Cubs: Luke Little, LHP
Little purportedly hit 105 mph in a video posted on social media during the pandemic, and while that may or may not have been real, he did touch 102 at San Jacinto (Texas) JC in the spring of 2020 before going in the fourth round of that year's Draft. He has dialed back his fastball a bit to find more strikes yet still works at 94-96 mph and touches 99, and it plays better than its velocity thanks to its carry and the huge extension he creates with his 6-foot-8 frame. He notched 225 strikeouts in 140 1/3 innings while holding opponents to a .178 average in three years in the Minors before making his big league debut last September and fanning 12 of the 30 batters he faced.

Pirates: Paul Skenes, RHP (MLB No. 3)
Best fastball in the system? How about best fastball in the Minors? An argument certainly can be made as the No. 1 pick in last year’s Draft brings a heater that averaged 98 mph at Louisiana State last year and topped out at 102 mph. His flat approach angle and carry make the heater extremely difficult to hit and he commands it very well, reasons why he had a 30-percent miss rate on it last spring.
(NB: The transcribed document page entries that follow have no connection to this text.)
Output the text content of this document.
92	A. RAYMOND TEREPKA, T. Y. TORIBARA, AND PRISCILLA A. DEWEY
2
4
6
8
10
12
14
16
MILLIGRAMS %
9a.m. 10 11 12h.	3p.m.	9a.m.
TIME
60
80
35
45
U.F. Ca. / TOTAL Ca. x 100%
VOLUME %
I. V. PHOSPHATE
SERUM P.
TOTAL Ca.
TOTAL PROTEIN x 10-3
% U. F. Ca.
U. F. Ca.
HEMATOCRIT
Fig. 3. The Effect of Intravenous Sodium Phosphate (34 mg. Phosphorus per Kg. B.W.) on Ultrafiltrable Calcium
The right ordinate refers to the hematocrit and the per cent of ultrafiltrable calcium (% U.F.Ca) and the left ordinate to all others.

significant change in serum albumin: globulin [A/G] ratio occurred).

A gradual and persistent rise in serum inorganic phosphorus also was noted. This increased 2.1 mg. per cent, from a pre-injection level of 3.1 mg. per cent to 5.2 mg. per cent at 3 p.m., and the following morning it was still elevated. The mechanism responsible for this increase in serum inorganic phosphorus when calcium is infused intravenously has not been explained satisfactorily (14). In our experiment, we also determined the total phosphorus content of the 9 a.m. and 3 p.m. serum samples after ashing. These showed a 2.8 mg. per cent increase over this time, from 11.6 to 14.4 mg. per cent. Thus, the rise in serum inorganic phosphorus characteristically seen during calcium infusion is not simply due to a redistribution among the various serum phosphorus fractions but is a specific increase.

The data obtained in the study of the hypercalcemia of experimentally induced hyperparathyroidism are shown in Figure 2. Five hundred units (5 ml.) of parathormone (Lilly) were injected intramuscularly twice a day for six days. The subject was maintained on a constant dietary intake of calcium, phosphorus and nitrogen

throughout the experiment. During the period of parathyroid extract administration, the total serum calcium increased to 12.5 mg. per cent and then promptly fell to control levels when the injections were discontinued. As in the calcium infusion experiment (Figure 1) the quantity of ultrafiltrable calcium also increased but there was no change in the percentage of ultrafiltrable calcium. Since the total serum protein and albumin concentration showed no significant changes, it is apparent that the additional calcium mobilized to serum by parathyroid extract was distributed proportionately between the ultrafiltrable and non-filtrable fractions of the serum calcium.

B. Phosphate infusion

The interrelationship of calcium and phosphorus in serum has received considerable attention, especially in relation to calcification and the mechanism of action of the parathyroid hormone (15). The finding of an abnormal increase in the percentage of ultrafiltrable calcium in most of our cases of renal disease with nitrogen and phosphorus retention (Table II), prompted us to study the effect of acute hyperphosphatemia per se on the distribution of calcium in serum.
Reds: Connor Phillips, RHP (MLB No. 70)
Phillips has long showed off elite-level stuff while still learning how to harness it. Across all levels, including his big league debut late last year, he’s produced a 12.7 percent strikeout rate, while walking 5.3 per nine. He was up to 99 mph with his fastball across three levels in 2023, sitting around 96 mph, and features high spin and big induced vertical break to elicit swings-and-misses.


D-backs: Justin Martinez, RHP
Entering Wednesday, Martinez has the 14 fastest pitches thrown in front of Statcast cameras this spring, each of which was thrown at 100.2 mph and above. Go back to last year, and the 22-year-old right-hander averaged 99.9 mph on his heater over 47 appearances with Triple-A Reno – the highest average fastball velo at the Minors’ top level – and in 10 Major League outings, that was up to 100.6, fourth-best among hurlers with at least 100 pitches. Martinez has to improve a walk rate around 20 percent, but that elite heat will keep getting him chances.

Dodgers: Nick Frasso, RHP (MLB No. 80)
Frasso has become the Dodgers' best pitching prospect since they acquired him in a 2022 trade that sent Mitch White and infield prospect Alex DeJesus to the Blue Jays, though he may miss all of this year following surgery last November to repair a torn labrum in his shoulder. His fastball ranges from 94-97 mph and reaches 100 with armside run, and the extension he creates with his delivery may be just as impressive as his velocity. He posted a 3.77 ERA with 107 strikeouts in 93 innings between Double-A and Triple-A.

Giants: Kyle Harrison, LHP (MLB No. 23)
Harrison's fastball is the biggest reason why he's the game's top-rated lefty pitching prospect, playing well above its 92-97 mph velocity because of its riding action, flat approach angle and the extension in his delivery. The 2020 third-rounder from a California high school led the Minors in strikeout rate (14.8 per nine innings) and percentage (39.8) in 2022 and was making a run at repeating last year until he was promoted to San Francisco 10 days after his 22nd birthday.

Padres: Jairo Iriarte, RHP
San Diego flirted with the idea of using Iriarte in their Major League bullpen in the second half of the 2023 season and gave him relief looks in Double-A because his mid-90s fastball works so well. The 22-year-old right-hander makes that velo look rather effortless, and his fastball can show both good ride and run, drifting up and in on righties and up and away from lefties as he wears out the high armside corner of the zone.

Rockies: Chase Dollander, RHP (MLB No. 52)
Jaden Hill deserves a mention as does Victor Vodnik in terms of pure velocity. But with both being relievers, Dollander’s ability to maintain his stuff, even though he wasn’t quite as dominant as some expected during his junior year at Tennessee, gives him the edge. The Rockies’ first-rounder last summer still averaged around 96 mph with his fastball in 2023 and touched 99 mph. The pitch has excellent carry and missed bats at a 30-percent rate last spring.